As discussed on last week's patch call, this patch uses either a
straight copy or an opaque pattern that emits the loop as assembly to
optimize cpymem for the 'v' extension.
I used Ju-Zhe Zhong's patch - starting in git with:

Author: zhongjuzhe <66454988+zhongjuzhe@users.noreply.github.com>
Date:   Mon Mar 21 14:20:42 2022 +0800

      PR for RVV support using splitted small chunks (#334)

as a starting point, even though not all that much of the original code remains.

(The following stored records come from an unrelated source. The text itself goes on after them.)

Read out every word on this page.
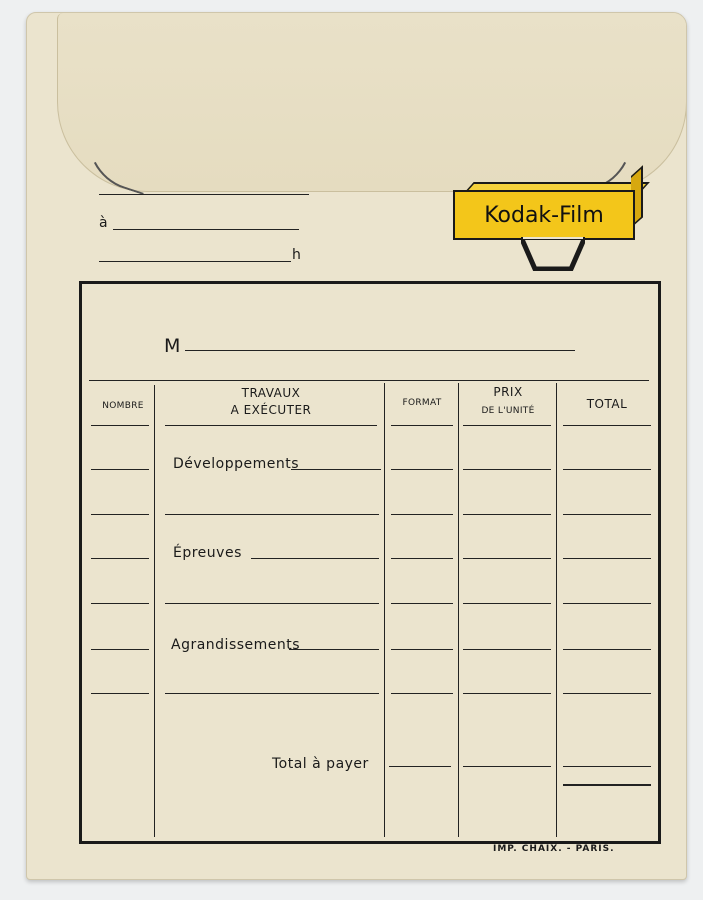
à
h
Kodak-Film
M
NOMBRE
TRAVAUX
A EXÉCUTER	FORMAT
PRIX
DE L'UNITÉ	TOTAL
Développements
Épreuves
Agrandissements
Total à payer
IMP. CHAIX. - PARIS.
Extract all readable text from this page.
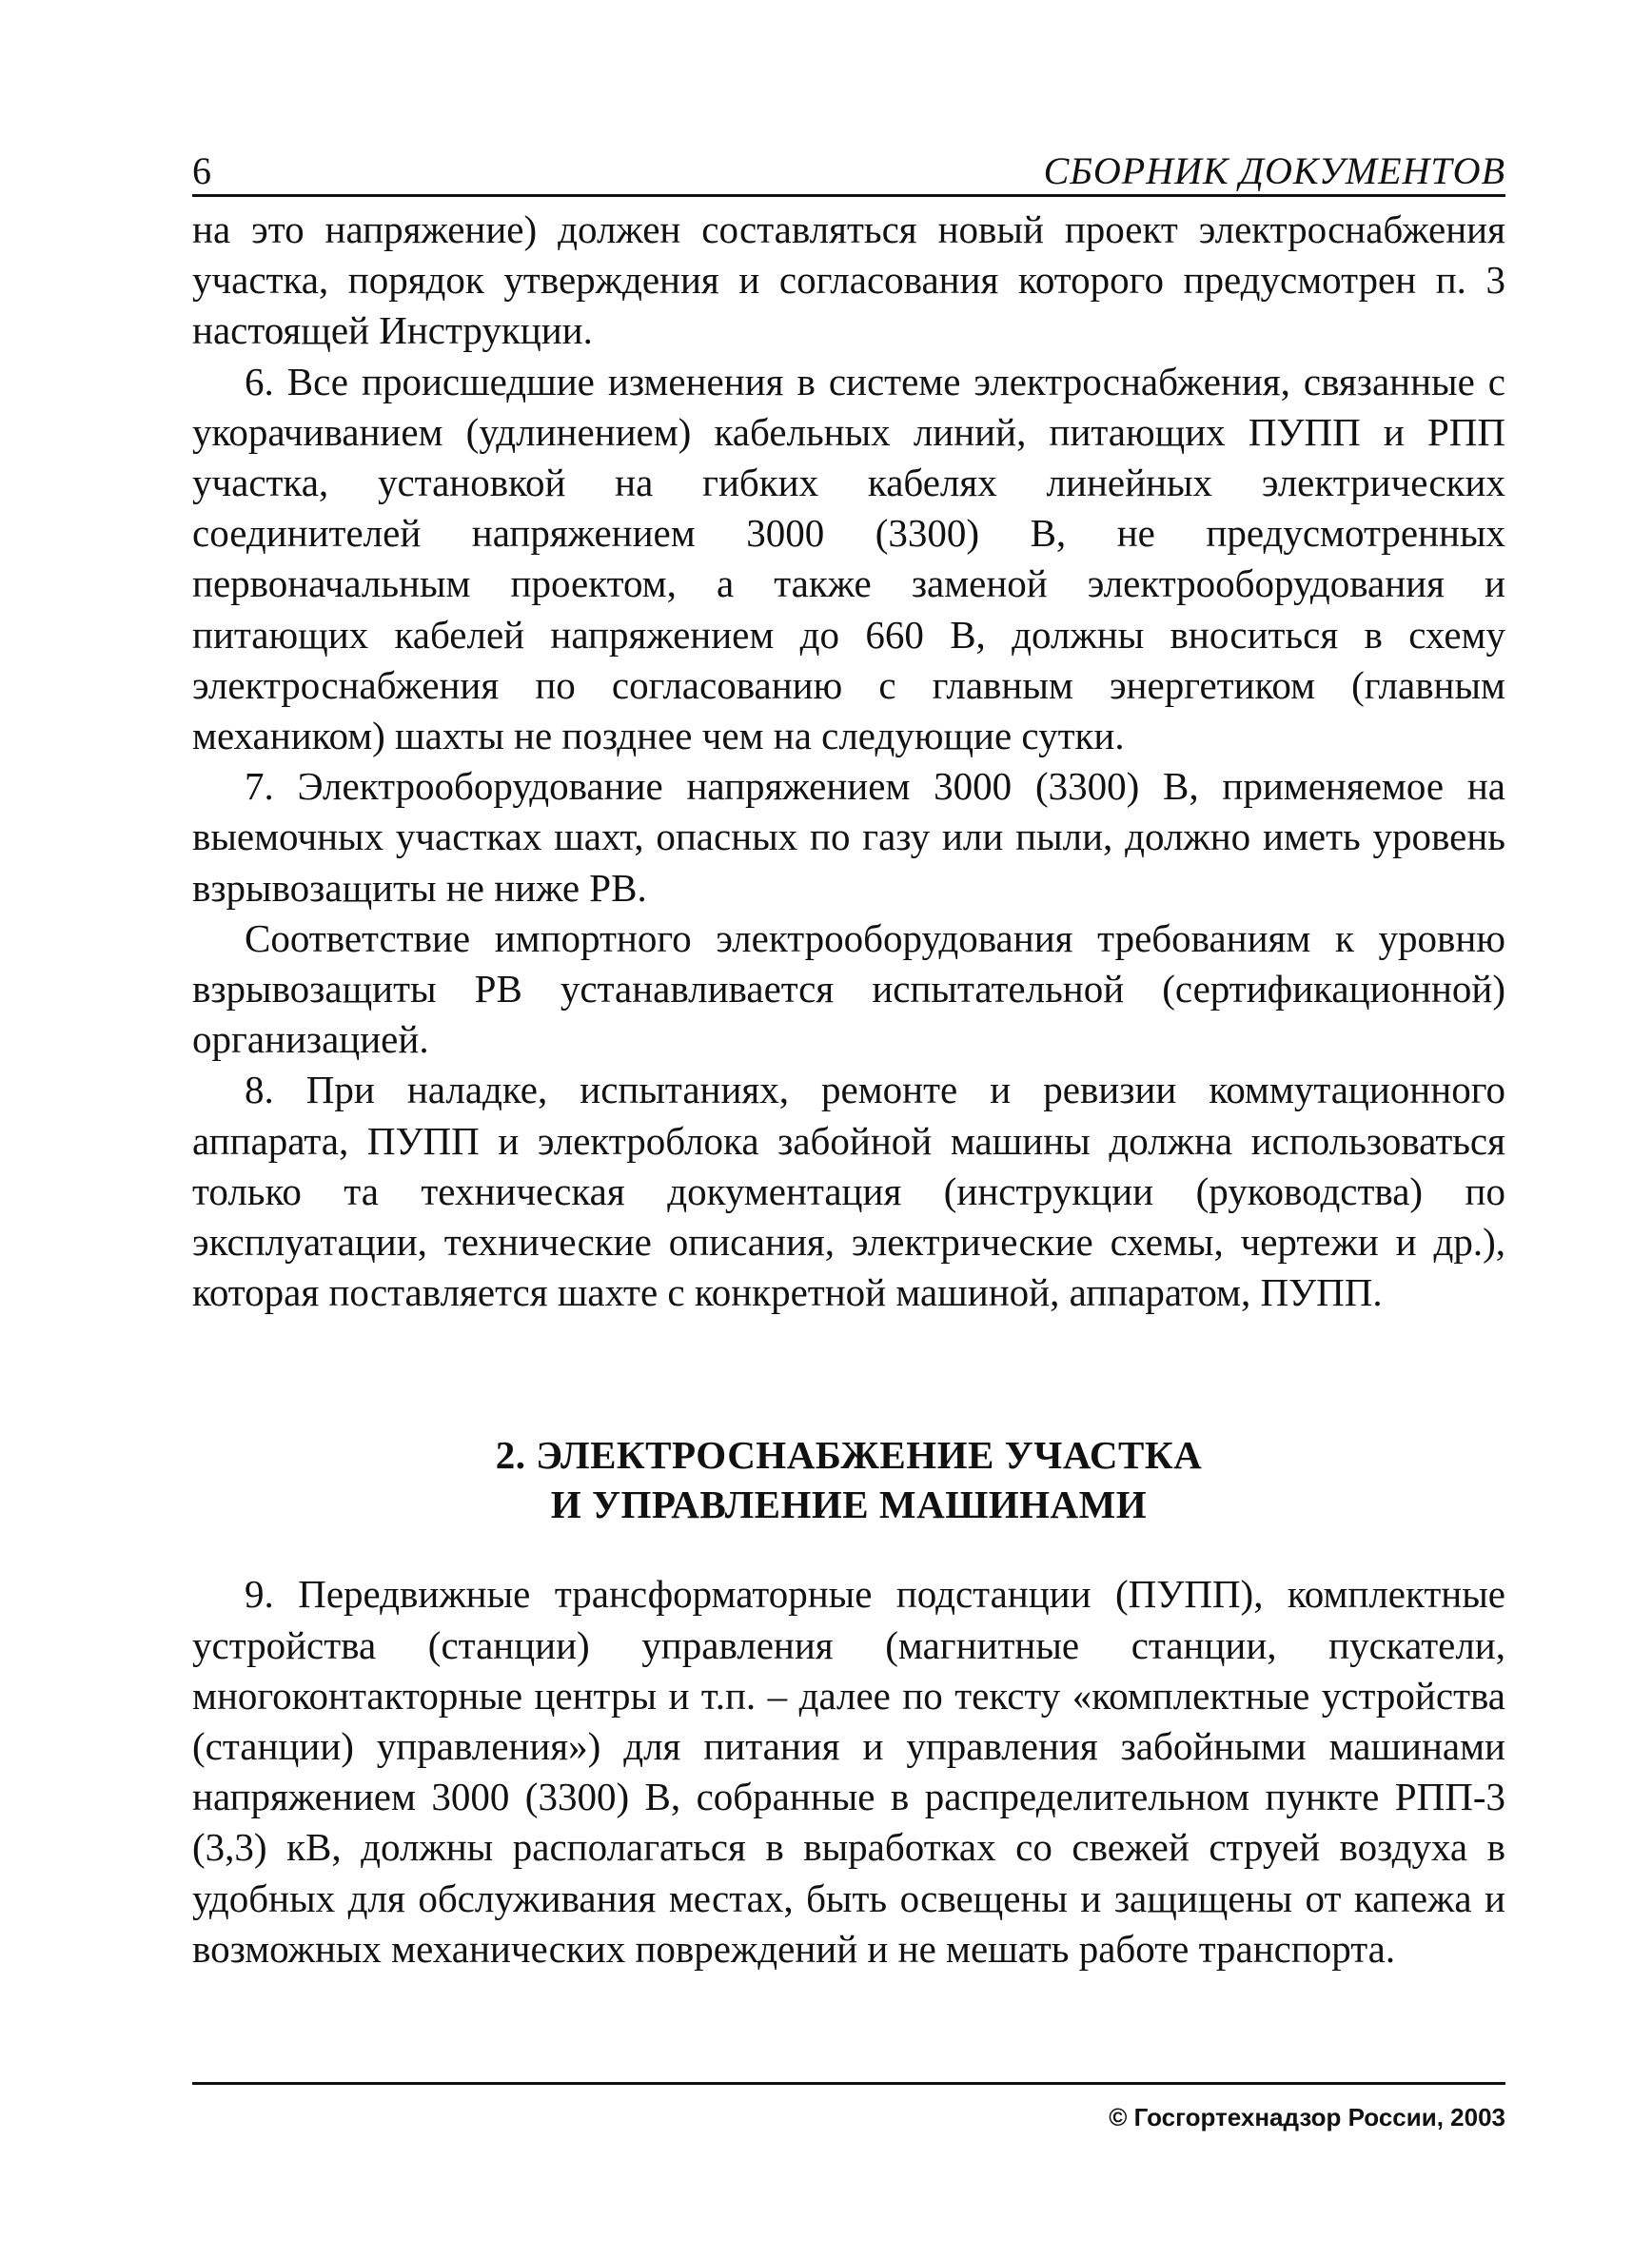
6	СБОРНИК ДОКУМЕНТОВ

на это напряжение) должен составляться новый проект электроснабжения участка, порядок утверждения и согласования которого предусмотрен п. 3 настоящей Инструкции.

6. Все происшедшие изменения в системе электроснабжения, связанные с укорачиванием (удлинением) кабельных линий, питающих ПУПП и РПП участка, установкой на гибких кабелях линейных электрических соединителей напряжением 3000 (3300) В, не предусмотренных первоначальным проектом, а также заменой электрооборудования и питающих кабелей напряжением до 660 В, должны вноситься в схему электроснабжения по согласованию с главным энергетиком (главным механиком) шахты не позднее чем на следующие сутки.

7. Электрооборудование напряжением 3000 (3300) В, применяемое на выемочных участках шахт, опасных по газу или пыли, должно иметь уровень взрывозащиты не ниже РВ.

Соответствие импортного электрооборудования требованиям к уровню взрывозащиты РВ устанавливается испытательной (сертификационной) организацией.

8. При наладке, испытаниях, ремонте и ревизии коммутационного аппарата, ПУПП и электроблока забойной машины должна использоваться только та техническая документация (инструкции (руководства) по эксплуатации, технические описания, электрические схемы, чертежи и др.), которая поставляется шахте с конкретной машиной, аппаратом, ПУПП.

2. ЭЛЕКТРОСНАБЖЕНИЕ УЧАСТКА
И УПРАВЛЕНИЕ МАШИНАМИ

9. Передвижные трансформаторные подстанции (ПУПП), комплектные устройства (станции) управления (магнитные станции, пускатели, многоконтакторные центры и т.п. – далее по тексту «комплектные устройства (станции) управления») для питания и управления забойными машинами напряжением 3000 (3300) В, собранные в распределительном пункте РПП-3 (3,3) кВ, должны располагаться в выработках со свежей струей воздуха в удобных для обслуживания местах, быть освещены и защищены от капежа и возможных механических повреждений и не мешать работе транспорта.

© Госгортехнадзор России, 2003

Regression tested on x86_64-pc-linux-gnu X
    riscv-sim
    riscv-sim/-march=rv32imafdcv_zicsr_zifencei_zfh_zba_zbb_zbc_zbs_zve32f_zve32x_zve64d_zve64f_zve64x_zvl128b_zvl32b_zvl64b/-mabi=ilp32f
    riscv-sim/-march=rv32imafdcv_zicsr_zifencei_zfh_zve32f_zve32x_zve64d_zve64f_zve64x_zvl128b_zvl32b_zvl64b/-mabi=ilp32
    riscv-sim/-march=rv32imafdcv_zicsr_zifencei_zfh_zve32f_zve32x_zve64d_zve64f_zve64x_zvl128b_zvl32b_zvl64b/-mabi=ilp32f
    riscv-sim/-march=rv32imfdcv_zicsr_zifencei_zfh_zve32f_zve32x_zve64d_zve64f_zve64x_zvl128b_zvl32b_zvl64b/-mabi=ilp32
    riscv-sim/-march=rv64imafdcv_zicsr_zifencei_zfh_zba_zbb_zbc_zbs_zve32f_zve32x_zve64d_zve64f_zve64x_zvl128b_zvl32b_zvl64b/-mabi=lp64d
    riscv-sim/-march=rv64imafdcv_zicsr_zifencei_zfh_zba_zbb_zbs_zve32f_zve32x_zve64d_zve64f_zve64x_zvl128b_zvl32b_zvl64b/-mabi=lp64d
    riscv-sim/-march=rv64imafdcv_zicsr_zifencei_zfh_zve32f_zve32x_zve64d_zve64f_zve64x_zvl128b_zvl32b_zvl64b/-mabi=lp64d
2023-07-12  Ju-Zhe Zhong <juzhe.zhong@rivai.ai>
            Joern Rennecke  <joern.rennecke@embecosm.com>

	* config/riscv/riscv-protos.h (riscv_vector::expand_block_move):
	Declare.
	* config/riscv/riscv-v.cc (riscv_vector::expand_block_move):
	New function.
	* config/riscv/riscv.md (cpymemsi): Use riscv_vector::expand_block_move.
	* config/riscv/vector.md (@cpymem_straight<P:mode><V_WHOLE:mode>):
	New define_insn patterns.
	(@cpymem_loop<P:mode><V_WHOLE:mode>): Likewise.
	(@cpymem_loop_fast<P:mode><V_WHOLE:mode>): Likewise.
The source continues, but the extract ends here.